Офицер удивился, сказал что-то типа «красивый город», и поинтересовался, знает ли Глеб немецкий язык.

– Нет, – соврал парень. На самом деле он учил Deutsch с четвёртого класса и понимал большинство иностранных слов, услышанных в этой комнате.

– Запишите, – обернулся к адъютанту майор.

Глеб понял фразу без перевода. Немцы пошли в следующий дом, а бабушка Фёкла обняла внука и прошептала: «За какие грехи нам это?»

Подросток уже знал, что фрицы угоняют трудоспособное население в Германию на работы. Скорее всего, он сегодня попал в список, поэтому стал уговаривать бабушку отпустить его к партизанам.

– Через мой труп! – резко ответила Фёкла Платоновна.

Деревня была разорена. В день, когда проводили допросы, немцы забрали оставшуюся домашнюю птицу и увели с подворий всех коров. Оставили только одну, в доме, где жила многодетная семья с маленькими детьми. Говорят, они так громко плакали, что фашисты поспешили убраться.

Всё, чем питались Глеб и его бабушка, была картошка из подпола, в который фрицы не догадались заглянуть, и сухари с остатками варенья. На этом предстояло протянуть до лета, когда что-то вырастет в лесу и можно будет что-то посадить на огороде. Если будет, что сажать. А может, уже кончится война…


Раньше, до прихода карателей, Глеб проводил время в хлопотах по дому, помогая бабушке, а в свободное время делал упражнения для укрепления пресса и бицепсов, читал, рисовал. Он любил рисовать, и мама даже хотела его отдать в художественный кружок. Но мальчик отказался. Намного интереснее было гонять мяч со сверстниками на ближайшем пустыре. Сейчас же, в студёные январские дни сорок второго года, Глеб перестал упражняться и даже читать. Они с бабушкой экономили всё: еду, дрова, керосин, силы. Зато парень стал собираться в дорогу. К партизанам.

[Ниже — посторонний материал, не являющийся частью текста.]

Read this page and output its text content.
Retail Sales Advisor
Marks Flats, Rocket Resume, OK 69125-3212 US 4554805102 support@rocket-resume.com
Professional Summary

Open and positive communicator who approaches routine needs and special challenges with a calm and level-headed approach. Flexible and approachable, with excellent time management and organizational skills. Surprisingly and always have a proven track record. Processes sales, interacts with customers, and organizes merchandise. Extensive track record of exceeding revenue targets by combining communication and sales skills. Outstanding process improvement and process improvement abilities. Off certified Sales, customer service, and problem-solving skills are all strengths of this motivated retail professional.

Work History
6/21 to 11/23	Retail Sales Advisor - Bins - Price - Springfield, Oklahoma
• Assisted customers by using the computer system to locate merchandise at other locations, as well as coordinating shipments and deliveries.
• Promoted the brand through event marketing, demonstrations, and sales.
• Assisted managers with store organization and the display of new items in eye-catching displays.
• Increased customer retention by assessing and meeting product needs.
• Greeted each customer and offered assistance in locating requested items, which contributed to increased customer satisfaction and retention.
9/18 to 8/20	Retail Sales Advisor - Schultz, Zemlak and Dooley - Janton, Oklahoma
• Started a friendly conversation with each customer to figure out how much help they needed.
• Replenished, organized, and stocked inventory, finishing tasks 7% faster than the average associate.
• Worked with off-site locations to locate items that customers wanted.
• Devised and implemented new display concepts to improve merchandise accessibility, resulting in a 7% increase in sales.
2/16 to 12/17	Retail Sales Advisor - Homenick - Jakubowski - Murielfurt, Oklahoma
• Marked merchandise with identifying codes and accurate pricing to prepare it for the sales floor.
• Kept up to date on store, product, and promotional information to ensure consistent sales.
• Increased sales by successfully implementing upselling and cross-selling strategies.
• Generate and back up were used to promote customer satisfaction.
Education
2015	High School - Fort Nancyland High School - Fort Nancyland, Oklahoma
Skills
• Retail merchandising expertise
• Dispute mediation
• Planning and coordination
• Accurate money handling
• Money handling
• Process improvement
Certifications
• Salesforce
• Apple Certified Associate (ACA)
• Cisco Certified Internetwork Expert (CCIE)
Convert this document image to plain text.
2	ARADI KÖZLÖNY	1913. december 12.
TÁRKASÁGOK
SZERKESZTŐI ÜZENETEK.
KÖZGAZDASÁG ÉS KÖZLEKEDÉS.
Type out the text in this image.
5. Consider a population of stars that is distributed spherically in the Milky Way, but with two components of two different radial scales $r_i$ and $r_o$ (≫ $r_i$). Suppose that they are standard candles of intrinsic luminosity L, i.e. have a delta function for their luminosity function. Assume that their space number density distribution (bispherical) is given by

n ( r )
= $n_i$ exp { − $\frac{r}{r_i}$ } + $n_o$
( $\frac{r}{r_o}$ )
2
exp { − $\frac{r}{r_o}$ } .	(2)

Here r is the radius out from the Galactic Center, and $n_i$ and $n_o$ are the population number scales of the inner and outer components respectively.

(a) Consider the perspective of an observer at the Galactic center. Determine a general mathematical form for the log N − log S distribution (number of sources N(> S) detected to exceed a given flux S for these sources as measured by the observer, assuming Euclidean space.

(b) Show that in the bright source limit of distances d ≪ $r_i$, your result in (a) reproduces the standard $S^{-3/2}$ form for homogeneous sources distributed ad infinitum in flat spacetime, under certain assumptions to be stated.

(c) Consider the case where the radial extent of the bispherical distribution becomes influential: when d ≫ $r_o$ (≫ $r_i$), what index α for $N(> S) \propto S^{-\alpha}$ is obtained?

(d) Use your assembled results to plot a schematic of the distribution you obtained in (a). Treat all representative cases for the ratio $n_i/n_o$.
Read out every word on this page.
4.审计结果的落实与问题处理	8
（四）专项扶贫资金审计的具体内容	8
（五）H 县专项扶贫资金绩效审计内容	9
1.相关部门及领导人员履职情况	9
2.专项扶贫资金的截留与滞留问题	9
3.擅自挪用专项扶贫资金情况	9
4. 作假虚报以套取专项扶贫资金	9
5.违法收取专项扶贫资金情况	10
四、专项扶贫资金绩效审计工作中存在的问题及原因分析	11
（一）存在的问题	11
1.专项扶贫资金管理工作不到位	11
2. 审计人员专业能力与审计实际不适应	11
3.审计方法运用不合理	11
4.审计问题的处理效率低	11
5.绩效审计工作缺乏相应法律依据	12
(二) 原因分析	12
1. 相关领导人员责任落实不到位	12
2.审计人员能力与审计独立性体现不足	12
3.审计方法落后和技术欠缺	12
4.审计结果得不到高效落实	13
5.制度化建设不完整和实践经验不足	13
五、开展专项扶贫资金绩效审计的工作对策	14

На крещение они увидели две волокуши7, на которых тесно друг к другу сидели укутанные в платки молодые женщины из соседней деревни, Рудни. Фёкла вышла на крыльцо:

– Куда это вас?

– Говорют, что в неметчину, – невесело ответила одна из молодух.

Хозяйка дома перекрестилась. А Глеб принял окончательное решение. Этой ночью он не спал. Дождался, когда бабушка заснула, натянул старый дедов тулуп, самые высокие валенки, закинул за спину заранее собранную котомку и вышел в ночь.

Он надеялся, что в такую стужу деревню никто не патрулирует и часовые стоят только у «штаба» – дома председателя, который находился на другом конце села. Ночью действовал комендантский час, и парень, выйдя на улицу, рисковал жизнью. Два километра до Рудни он прошёл быстрым шагом. В этой деревне немцев не было. Может, потому, что она уступала Бродам по размерам, а может, из-за близости леса. Густого, местами непроходимого, опасного леса. Вотчины партизан.

Дорогой Глеб думал о бабушке. Она была малограмотной крестьянкой, всю жизнь работающей руками, от зари до зари… но в то же время неиссякаемым кладезем народной мудрости, добрым и самым близким ему человеком после мамы. Глеб не хотел оставлять её одну, потому что любил. Но ему была противна толкающая его вперёд мысль, что его, как и других, угонят в Германию. Не меньше, чем родных, подросток любил свою Родину.

Во второй с краю хате жила бабушкина двоюродная сестра, Акулина. Глеб постучал в дверь. Почти сразу замерцал огонёк в окне – хозяйка спала чутко.

– Кто? – послышался стариковский голос за дверью.

– Это Глеб, тётя Акулина, откройте.

Скрипнул засов. Уже в сенях керосиновая лампа приблизилась к лицу парня.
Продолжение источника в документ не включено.